Today's announcements are the start of a week-long battle over the economy in which both the coalition and opposition will try to make headway in the battle for public opinion.

According to pollsters Ipsos Mori economic optimism has reached its lowest for two years, with 37% now worried about whether they can pay their bills.

"The danger for the government is that without many green shoots on the horizon, many more years of this hardly gives them an inspiring story to tell," head of political research Gideon Skinner wrote in an analysis piece for politics.co.uk.

"Already, for example, 77% say the government has done a bad job on keeping unemployment down. The danger for Labour is that despite that, few think they would do any better.
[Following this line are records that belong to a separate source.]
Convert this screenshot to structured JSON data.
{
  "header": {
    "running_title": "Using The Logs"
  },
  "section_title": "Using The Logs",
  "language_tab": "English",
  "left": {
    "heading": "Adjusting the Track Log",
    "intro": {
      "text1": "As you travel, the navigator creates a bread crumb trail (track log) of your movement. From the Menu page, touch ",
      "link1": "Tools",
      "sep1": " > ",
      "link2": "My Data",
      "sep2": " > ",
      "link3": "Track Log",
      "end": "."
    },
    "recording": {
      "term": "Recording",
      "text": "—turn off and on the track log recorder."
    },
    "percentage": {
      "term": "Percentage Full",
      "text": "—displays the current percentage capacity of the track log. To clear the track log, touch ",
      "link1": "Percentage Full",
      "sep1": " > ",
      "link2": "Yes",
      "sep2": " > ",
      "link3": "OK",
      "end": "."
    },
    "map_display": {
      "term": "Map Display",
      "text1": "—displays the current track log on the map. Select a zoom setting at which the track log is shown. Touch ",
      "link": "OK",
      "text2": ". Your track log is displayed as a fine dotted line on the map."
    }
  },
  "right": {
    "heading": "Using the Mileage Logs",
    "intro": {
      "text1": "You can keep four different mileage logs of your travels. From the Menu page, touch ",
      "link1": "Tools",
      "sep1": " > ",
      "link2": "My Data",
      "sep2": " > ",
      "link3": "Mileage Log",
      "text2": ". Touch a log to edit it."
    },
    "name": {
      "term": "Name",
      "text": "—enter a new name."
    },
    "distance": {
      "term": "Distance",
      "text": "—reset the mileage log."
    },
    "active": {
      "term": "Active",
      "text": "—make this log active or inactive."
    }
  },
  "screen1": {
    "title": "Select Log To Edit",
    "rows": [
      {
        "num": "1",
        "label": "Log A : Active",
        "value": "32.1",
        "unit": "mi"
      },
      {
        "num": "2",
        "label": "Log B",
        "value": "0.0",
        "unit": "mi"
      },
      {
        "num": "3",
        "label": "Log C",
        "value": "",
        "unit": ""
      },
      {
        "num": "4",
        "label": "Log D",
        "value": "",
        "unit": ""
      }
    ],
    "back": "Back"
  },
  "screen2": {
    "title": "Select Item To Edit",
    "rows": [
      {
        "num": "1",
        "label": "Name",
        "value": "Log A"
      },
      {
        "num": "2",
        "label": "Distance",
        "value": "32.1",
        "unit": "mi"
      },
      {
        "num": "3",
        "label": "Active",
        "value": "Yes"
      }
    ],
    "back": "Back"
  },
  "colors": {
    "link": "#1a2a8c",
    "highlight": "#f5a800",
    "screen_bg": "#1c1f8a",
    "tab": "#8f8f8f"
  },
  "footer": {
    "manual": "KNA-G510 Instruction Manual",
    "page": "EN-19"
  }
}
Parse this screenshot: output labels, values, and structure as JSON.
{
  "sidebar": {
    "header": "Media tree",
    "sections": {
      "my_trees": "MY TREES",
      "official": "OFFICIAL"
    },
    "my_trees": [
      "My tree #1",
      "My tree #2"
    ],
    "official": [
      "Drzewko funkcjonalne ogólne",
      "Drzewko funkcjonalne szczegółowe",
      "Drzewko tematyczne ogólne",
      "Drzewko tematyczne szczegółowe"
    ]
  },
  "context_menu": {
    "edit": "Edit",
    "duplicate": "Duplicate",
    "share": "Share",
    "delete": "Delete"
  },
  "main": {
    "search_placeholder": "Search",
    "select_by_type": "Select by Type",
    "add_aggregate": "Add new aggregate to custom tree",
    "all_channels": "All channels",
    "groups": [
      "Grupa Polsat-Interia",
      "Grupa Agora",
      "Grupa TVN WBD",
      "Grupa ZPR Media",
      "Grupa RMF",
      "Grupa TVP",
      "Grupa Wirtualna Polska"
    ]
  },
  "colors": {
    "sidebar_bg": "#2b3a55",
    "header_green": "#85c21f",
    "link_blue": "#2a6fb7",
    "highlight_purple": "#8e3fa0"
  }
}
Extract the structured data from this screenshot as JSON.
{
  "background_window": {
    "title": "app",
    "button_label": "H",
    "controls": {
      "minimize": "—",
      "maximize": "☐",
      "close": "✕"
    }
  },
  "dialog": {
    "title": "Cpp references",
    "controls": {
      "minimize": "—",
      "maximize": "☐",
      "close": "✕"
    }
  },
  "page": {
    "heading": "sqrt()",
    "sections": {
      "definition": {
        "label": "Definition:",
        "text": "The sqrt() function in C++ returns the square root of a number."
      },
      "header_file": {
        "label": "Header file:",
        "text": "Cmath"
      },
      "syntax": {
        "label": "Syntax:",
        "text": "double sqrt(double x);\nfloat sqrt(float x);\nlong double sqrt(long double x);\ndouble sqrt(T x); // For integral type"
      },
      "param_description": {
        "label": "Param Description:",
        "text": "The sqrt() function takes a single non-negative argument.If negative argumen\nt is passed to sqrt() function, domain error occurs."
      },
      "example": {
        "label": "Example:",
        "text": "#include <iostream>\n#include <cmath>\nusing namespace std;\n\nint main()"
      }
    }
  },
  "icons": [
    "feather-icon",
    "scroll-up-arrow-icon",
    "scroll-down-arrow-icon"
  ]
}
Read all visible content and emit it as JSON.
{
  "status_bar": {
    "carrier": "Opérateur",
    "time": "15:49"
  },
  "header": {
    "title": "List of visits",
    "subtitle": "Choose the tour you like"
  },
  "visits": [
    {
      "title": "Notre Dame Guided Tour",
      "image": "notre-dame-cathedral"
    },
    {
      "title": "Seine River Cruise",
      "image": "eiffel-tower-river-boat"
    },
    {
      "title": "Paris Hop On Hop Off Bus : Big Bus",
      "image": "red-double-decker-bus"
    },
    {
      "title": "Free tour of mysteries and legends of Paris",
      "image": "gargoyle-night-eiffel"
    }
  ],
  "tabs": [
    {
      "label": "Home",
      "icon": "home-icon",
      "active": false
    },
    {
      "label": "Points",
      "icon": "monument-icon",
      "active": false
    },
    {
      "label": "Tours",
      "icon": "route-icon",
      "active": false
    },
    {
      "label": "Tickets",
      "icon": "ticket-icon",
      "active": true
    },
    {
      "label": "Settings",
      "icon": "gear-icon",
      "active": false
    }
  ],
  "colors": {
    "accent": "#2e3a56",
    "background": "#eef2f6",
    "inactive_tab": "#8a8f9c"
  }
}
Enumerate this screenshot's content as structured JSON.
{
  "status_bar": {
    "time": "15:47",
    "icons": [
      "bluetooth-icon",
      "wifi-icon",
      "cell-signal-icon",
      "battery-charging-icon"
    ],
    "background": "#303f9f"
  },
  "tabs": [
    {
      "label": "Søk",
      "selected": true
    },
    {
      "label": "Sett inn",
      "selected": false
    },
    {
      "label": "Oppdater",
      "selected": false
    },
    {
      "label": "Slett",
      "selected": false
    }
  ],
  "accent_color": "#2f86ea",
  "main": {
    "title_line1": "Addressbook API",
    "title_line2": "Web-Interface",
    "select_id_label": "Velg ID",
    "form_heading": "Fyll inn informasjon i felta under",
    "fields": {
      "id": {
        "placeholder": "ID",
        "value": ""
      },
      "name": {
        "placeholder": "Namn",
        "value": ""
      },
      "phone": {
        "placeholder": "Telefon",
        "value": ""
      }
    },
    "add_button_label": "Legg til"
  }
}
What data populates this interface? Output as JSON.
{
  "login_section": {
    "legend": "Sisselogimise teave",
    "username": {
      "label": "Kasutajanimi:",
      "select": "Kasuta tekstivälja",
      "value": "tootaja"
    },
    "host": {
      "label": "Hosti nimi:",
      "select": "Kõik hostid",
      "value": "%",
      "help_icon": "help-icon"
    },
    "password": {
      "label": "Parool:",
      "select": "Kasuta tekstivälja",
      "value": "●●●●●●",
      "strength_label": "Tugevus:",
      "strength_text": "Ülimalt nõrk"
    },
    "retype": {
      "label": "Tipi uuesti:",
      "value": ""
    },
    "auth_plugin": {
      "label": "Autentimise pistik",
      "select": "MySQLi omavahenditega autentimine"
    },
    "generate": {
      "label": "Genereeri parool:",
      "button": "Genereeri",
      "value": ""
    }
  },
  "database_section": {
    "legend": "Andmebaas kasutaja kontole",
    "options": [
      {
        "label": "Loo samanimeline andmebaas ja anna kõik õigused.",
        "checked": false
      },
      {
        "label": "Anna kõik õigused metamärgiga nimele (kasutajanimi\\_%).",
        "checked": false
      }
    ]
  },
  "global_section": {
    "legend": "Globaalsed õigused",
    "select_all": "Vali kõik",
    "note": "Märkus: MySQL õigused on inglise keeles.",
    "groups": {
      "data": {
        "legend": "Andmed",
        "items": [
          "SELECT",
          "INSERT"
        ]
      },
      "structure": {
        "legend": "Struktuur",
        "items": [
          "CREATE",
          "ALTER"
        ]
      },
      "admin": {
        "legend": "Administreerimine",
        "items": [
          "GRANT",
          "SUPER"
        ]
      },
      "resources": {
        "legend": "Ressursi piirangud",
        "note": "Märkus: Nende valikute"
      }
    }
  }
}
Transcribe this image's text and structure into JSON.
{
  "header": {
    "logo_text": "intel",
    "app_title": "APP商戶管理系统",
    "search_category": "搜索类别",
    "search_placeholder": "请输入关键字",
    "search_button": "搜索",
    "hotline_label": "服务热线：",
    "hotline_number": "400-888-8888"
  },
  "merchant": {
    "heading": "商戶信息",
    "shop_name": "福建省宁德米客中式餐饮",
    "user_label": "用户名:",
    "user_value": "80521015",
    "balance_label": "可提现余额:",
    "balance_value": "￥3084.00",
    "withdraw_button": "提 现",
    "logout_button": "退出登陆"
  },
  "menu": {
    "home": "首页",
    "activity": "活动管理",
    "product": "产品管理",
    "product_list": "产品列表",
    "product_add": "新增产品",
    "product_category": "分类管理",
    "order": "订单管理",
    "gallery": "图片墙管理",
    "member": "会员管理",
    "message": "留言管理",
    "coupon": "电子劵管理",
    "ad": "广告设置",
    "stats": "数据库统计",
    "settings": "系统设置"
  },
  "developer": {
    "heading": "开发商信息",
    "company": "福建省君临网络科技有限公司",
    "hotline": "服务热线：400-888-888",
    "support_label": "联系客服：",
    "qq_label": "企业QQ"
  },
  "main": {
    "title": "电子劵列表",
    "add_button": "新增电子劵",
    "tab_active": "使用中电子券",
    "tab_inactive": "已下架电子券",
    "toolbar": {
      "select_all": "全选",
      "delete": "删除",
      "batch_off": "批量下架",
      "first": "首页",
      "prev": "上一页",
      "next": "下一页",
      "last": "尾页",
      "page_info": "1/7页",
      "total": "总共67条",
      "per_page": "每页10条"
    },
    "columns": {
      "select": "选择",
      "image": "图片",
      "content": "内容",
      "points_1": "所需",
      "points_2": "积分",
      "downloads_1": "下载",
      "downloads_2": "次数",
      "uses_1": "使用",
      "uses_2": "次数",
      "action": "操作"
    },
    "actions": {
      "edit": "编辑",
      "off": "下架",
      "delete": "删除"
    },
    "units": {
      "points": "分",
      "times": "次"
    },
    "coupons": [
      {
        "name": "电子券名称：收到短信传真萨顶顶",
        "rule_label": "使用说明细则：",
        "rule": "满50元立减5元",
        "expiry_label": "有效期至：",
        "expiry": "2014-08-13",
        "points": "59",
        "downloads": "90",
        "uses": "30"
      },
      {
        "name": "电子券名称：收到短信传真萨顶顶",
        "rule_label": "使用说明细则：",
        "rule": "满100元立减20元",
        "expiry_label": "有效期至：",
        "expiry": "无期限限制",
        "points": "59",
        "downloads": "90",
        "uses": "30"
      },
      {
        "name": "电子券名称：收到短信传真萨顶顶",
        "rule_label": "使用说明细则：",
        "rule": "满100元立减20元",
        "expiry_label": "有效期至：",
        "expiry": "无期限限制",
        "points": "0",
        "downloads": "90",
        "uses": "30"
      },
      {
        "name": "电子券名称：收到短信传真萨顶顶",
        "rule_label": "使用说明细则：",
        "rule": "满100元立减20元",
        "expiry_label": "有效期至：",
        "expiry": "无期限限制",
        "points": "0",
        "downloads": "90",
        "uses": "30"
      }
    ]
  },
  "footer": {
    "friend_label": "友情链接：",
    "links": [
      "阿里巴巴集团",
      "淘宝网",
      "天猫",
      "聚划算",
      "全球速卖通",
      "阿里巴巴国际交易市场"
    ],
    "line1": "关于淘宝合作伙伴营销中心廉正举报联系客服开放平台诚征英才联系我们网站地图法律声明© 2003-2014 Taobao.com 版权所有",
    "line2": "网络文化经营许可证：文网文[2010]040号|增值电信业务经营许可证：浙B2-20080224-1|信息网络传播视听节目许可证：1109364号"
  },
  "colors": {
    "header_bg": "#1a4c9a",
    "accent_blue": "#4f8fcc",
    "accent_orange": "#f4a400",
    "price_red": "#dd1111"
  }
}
"It's worth repeating why this is so important: the economy was the number one issue determining how people voted in 2010 (and is unlikely to have got any less relevant since then), and played a large part in its outcome, precisely because on this issue no party was able to conclusively win the public's trust."

Downing Street's thinking on the economy is currently dominated by the eurozone crisis, which saw Mr Cameron attend a fraught Brussels summit last week that eventually managed to agree a rescue package.

Despite the investment unveiled today, Mr Cameron used an article in the Financial Times newspaper to highlight the difficulties caused by the situation on the continent.

"The eurozone crisis has had a chilling effect on major economies around the world, and has added to the unprecedented pressures facing the global economy," he wrote.

"But, in spite of the difficulties, I am confident that we can both resolve the crises at hand and come through them with an economy that is stronger and fundamentally fairer."

Ed Miliband will criticise the coalition for concentrating on short-term GDP improvements in a speech later.

He will focus on the Treasury's decision to pay for a cut in corporation tax, boosting the economy in the short-term, by reducing companies' ability to offset their corporation tax payments through capital allowances - investment in infrastructure, buildings and plants.